The Reds are the reigning division champs and are finally hitting on all cylinders. They have been the hottest team in August, going 14-8 as of Monday, but will need to play even better ball in their last month and hope both St. Louis and Pittsburgh falter significantly down the stretch in order to take the Central. It seems like whenever they get an opportunity to gain ground on the division lead, they struggle against losing teams like they did this past weekend at home against Milwaukee.
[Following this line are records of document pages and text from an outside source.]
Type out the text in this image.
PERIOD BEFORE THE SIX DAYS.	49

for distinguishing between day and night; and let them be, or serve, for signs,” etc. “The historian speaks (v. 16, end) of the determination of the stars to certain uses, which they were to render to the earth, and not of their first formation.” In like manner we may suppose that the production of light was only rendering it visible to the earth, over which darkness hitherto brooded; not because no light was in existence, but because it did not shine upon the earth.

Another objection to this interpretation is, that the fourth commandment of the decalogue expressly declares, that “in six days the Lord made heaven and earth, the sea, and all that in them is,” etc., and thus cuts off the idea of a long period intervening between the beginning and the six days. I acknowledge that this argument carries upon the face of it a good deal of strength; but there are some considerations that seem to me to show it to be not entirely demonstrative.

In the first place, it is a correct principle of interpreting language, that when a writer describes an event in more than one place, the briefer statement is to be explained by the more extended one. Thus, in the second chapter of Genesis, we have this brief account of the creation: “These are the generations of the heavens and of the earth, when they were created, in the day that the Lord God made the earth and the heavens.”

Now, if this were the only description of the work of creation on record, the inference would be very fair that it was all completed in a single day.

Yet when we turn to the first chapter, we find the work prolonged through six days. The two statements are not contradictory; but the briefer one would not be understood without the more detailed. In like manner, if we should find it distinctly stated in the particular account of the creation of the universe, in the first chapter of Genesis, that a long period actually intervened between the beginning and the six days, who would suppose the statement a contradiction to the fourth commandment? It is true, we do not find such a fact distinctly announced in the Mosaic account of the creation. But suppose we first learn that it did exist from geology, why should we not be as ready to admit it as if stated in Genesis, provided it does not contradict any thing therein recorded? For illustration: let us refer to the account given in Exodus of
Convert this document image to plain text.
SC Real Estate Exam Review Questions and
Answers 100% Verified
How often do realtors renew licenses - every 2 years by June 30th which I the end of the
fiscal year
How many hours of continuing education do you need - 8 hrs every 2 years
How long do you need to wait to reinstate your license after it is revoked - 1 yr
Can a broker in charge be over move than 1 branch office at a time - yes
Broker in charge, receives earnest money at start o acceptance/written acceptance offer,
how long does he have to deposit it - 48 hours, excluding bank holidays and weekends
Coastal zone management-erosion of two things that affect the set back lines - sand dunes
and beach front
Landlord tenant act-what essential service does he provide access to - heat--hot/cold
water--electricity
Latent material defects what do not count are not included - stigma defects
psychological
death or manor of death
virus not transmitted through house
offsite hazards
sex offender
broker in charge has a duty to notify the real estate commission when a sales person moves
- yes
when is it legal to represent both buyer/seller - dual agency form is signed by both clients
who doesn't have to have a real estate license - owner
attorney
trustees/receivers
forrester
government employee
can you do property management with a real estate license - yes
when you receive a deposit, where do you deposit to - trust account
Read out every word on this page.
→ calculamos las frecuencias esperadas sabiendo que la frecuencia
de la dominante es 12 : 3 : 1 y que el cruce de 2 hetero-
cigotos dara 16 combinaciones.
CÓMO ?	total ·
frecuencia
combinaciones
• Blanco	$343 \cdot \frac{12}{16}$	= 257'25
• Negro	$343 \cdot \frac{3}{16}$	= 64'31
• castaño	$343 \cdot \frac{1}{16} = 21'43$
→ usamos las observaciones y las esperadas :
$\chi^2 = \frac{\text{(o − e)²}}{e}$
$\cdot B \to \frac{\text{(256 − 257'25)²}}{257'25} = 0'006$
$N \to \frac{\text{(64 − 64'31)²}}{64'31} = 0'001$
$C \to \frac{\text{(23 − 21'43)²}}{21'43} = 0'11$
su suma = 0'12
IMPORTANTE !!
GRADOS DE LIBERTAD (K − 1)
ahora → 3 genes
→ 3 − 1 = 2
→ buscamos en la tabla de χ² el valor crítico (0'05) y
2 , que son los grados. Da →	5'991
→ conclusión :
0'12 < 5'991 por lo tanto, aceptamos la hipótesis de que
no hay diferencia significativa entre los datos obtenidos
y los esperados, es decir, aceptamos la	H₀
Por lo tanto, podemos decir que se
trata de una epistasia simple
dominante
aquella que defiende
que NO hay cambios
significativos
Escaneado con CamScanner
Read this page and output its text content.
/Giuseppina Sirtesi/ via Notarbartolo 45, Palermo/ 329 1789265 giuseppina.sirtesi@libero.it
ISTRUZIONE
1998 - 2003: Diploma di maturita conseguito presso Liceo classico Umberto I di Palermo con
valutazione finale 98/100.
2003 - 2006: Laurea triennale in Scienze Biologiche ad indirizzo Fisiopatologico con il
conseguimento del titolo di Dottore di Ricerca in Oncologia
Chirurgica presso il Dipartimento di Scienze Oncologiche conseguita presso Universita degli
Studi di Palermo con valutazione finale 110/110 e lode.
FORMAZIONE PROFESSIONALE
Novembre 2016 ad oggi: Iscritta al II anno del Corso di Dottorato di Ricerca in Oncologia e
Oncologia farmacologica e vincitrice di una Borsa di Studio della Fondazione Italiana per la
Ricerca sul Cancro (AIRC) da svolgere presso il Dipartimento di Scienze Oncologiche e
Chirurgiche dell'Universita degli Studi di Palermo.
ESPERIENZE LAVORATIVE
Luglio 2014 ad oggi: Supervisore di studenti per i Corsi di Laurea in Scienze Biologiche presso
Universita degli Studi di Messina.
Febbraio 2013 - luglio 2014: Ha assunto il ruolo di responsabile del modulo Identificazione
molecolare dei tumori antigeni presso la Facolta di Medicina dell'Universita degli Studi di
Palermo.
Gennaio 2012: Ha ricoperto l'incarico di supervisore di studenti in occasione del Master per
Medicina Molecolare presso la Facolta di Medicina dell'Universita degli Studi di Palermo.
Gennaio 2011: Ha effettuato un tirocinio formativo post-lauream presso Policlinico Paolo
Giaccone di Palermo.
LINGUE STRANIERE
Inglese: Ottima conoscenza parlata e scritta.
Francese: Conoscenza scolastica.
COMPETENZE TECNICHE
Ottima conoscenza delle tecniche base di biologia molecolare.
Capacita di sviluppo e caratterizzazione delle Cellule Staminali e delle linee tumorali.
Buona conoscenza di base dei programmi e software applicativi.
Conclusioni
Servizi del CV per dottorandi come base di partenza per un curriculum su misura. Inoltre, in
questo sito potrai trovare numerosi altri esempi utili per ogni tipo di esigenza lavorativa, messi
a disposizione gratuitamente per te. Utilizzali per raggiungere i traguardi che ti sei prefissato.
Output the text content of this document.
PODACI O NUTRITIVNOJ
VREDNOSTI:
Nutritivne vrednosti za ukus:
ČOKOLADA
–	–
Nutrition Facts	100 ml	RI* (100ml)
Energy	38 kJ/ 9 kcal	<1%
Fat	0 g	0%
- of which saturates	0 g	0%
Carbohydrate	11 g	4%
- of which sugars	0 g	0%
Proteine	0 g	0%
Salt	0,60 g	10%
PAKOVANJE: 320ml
Recent history indicates the Pirates are the risky pick here. Over the past two years, they burned out in the second half after promising starts. It wouldn’t be surprising if the pressure of a playoff birth for the first time in 22 years hinders their performance down the stretch. However, the 2013 Pirates are a different team with more experience and stronger arms than in their previous two seasons. Just 5 years ago, the 2008 Tampa Bay Rays went all the way to the World Series after 10 straight losing seasons.

No matter how it all shakes out, this race will be an interesting one to watch all the way to the end of September.